她站到方台前,目光掃過巨劍,仔細觀察發現,劍身上有繡痕,周圍的紅氣相比方才從客棧望去微弱了許多。

她不喜歡太過麻煩的東西,陣法也在其中,於是抬掌引起四周靈力,想直接與它較力。

但就在靈氣湧現將要觸碰時,薑矣背後傳來一道聲音:“沒想到第一個發現這裏的人是你。”

她回頭,站在麵前的,正是方才回屋的談掌櫃。

“以你的實力,並不能撼動我。”

談掌櫃似乎在奉勸她知難而退,他已經隱約察覺薑矣的境地,但想必那邪陣加持,他有十足信心。

“殊死一搏。”薑矣有四成把握,卻有十成信心。

不料談掌櫃聽後反而笑出了聲,他整個人看上去極其溫柔,像是商人的一貫作風,並沒有邪氣傍身,不知處於何種目的盤踞此地,加害諸人。

他見薑矣抬手之間召出一把富有靈力的劍,眸中閃過驚異,卻並沒有動手,而是說:“何必至此,你我本無淵源,既然它無法吞噬你的劍,與我所行之事,也便無所關聯……”

他說到一半的話突然止住,目光終於不似剛才的溫和,反而有些陰翳,他勾起一抹怪異的笑,問薑矣:“靈息劍,你都聽到了?”

……

薑矣方才從客棧走到方台的過程中,越靠近巨劍,越聽到一些雜亂的聲音。

[她還是來了。
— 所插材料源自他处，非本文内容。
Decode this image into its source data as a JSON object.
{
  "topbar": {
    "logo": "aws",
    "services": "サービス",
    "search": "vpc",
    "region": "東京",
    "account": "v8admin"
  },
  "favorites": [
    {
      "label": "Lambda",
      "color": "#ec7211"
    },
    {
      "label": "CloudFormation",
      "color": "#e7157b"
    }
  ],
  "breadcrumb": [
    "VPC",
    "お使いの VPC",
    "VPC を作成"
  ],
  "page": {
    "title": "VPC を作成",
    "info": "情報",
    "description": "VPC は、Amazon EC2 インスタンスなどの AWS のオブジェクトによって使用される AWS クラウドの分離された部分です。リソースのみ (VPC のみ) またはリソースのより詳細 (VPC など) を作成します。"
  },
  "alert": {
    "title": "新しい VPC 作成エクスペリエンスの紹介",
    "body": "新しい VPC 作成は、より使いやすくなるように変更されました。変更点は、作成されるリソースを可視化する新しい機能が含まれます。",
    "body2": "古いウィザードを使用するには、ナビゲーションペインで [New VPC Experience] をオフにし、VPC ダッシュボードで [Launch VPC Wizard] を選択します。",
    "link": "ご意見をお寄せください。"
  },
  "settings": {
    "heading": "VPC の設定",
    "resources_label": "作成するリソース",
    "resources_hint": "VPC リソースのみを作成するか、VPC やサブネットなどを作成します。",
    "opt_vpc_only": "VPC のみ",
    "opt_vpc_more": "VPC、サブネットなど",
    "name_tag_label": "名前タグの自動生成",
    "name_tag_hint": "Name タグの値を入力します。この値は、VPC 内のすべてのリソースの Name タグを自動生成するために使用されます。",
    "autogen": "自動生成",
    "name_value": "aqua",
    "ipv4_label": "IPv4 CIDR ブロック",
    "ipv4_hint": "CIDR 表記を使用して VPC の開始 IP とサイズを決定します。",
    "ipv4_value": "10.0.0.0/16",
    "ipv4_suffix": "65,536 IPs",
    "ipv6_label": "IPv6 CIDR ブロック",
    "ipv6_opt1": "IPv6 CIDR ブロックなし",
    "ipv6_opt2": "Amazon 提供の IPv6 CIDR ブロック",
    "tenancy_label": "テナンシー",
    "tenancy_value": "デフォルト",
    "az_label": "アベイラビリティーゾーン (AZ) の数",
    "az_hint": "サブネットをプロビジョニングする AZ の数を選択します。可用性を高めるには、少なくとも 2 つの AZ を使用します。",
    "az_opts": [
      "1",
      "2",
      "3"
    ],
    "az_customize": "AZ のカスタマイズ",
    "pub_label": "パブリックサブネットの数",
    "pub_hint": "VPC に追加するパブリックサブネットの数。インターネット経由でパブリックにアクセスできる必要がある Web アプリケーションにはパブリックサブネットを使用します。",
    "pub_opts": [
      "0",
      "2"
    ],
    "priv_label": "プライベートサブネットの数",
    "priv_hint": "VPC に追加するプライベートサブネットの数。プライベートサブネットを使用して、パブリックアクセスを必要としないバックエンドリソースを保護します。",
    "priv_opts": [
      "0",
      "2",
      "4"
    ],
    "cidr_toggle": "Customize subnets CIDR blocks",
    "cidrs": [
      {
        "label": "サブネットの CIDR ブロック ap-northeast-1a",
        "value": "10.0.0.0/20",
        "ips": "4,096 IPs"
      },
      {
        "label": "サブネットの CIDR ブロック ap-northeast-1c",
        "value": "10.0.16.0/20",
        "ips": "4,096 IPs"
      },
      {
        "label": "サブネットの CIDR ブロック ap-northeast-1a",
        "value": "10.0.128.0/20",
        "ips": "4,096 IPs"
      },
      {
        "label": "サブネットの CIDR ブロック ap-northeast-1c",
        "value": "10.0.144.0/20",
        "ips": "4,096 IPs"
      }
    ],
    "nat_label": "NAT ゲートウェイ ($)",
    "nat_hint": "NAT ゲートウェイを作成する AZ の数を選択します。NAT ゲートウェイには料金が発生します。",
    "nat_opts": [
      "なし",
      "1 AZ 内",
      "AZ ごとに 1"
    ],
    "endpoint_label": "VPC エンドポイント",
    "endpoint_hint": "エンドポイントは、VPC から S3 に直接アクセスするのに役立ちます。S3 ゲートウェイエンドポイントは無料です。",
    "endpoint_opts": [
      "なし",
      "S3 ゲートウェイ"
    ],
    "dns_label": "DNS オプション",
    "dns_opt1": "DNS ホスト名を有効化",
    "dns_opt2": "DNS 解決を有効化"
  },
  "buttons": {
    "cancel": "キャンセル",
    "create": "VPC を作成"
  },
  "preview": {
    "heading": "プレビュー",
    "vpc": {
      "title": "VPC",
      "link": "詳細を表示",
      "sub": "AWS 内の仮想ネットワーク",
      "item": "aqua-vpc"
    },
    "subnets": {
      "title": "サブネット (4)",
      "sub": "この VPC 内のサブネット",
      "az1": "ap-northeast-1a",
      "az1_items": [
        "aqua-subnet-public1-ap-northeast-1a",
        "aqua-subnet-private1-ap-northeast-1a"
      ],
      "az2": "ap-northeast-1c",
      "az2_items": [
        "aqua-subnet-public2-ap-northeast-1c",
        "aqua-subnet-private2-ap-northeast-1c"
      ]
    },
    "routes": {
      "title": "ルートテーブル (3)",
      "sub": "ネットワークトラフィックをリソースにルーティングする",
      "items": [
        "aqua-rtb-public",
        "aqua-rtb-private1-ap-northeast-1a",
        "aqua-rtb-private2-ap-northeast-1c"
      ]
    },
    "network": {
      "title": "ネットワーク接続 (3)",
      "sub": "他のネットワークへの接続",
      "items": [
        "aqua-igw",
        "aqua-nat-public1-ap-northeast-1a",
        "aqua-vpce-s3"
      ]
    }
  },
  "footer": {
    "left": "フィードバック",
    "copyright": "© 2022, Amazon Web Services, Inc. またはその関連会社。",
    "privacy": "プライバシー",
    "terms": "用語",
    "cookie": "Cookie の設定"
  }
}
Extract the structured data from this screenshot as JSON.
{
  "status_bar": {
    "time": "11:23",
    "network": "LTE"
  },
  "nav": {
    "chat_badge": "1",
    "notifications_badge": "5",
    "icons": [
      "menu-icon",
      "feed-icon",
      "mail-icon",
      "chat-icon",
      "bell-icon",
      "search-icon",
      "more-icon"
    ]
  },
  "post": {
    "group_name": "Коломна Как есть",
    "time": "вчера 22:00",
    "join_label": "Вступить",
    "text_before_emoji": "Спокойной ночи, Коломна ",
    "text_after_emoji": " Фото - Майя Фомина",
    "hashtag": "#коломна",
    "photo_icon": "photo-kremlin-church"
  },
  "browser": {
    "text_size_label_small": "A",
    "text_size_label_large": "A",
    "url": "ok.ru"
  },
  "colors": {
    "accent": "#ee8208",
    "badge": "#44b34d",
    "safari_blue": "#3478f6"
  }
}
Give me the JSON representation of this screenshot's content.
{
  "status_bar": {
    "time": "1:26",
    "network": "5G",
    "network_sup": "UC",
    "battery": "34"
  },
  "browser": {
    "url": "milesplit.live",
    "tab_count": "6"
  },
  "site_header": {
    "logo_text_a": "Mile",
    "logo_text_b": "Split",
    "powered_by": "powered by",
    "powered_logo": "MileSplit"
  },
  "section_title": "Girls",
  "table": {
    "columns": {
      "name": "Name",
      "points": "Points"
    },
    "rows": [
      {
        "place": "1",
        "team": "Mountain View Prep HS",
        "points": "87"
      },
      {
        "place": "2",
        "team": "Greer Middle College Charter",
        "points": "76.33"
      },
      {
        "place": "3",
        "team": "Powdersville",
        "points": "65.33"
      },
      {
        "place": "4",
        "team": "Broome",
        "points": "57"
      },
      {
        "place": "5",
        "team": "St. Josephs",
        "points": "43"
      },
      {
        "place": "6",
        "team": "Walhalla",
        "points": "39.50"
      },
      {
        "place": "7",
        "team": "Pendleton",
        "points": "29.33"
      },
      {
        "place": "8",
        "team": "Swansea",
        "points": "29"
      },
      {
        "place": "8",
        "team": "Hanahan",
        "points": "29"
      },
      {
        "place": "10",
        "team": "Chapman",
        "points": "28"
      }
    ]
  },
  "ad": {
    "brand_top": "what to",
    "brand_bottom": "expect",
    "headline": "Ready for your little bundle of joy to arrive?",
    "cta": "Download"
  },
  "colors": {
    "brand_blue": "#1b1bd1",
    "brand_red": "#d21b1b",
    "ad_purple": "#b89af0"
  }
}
]

[唉,後生可畏,我們都已經是過去了。]

薑矣第一次聽見這個聲音,是在踏入蕪安城的第一步。

那時那些聲音,告知了她許多東西。

[修習蒼生道的純脈劍骨?]

[怪哉,天生的至神之骨,至道之體,怎會有如此脈象?]

[可她雖然靈息化體,但為何靈息如此薄弱,看上去好弱,能行嗎?]

[呸,若不是她能化劍到這種境地,哪裏能聽到我們說話。]

[她看上去才十六歲,這,這是天道所予啊!]

[唉,已經過去多久了,上次見到這般之人。]

然後他們突然開始勸薑矣。

[快走吧,小姑娘,這裏雖然無法掠奪你的靈識劍,但也絕不安全。]

[萬一她能實現吾等願望呢……]

[噤聲!你瘋了嗎,她這般年紀,又無旁道加身,對上步談危那小子可就完了!]

能聽到這些劍靈之魂的話,絕不是人人都可以。

薑矣自習劍道起,便有召劍之能,縱觀古今,尚無出現第二人。

靈息劍,與修道者靈識相關,常人要數十年如一日,方可化出一劍。

而修仙界,也隻有寥寥無幾的天才,各門派的先祖大能,才會用靈息劍作為隨身配劍。

張雲別之輩,也能化劍,不過更多人不願去用靈息劍,因為他們無法發揮畢生威力,靈息劍本身又脆弱不堪,所以當今仙門並無多少人用靈識劍。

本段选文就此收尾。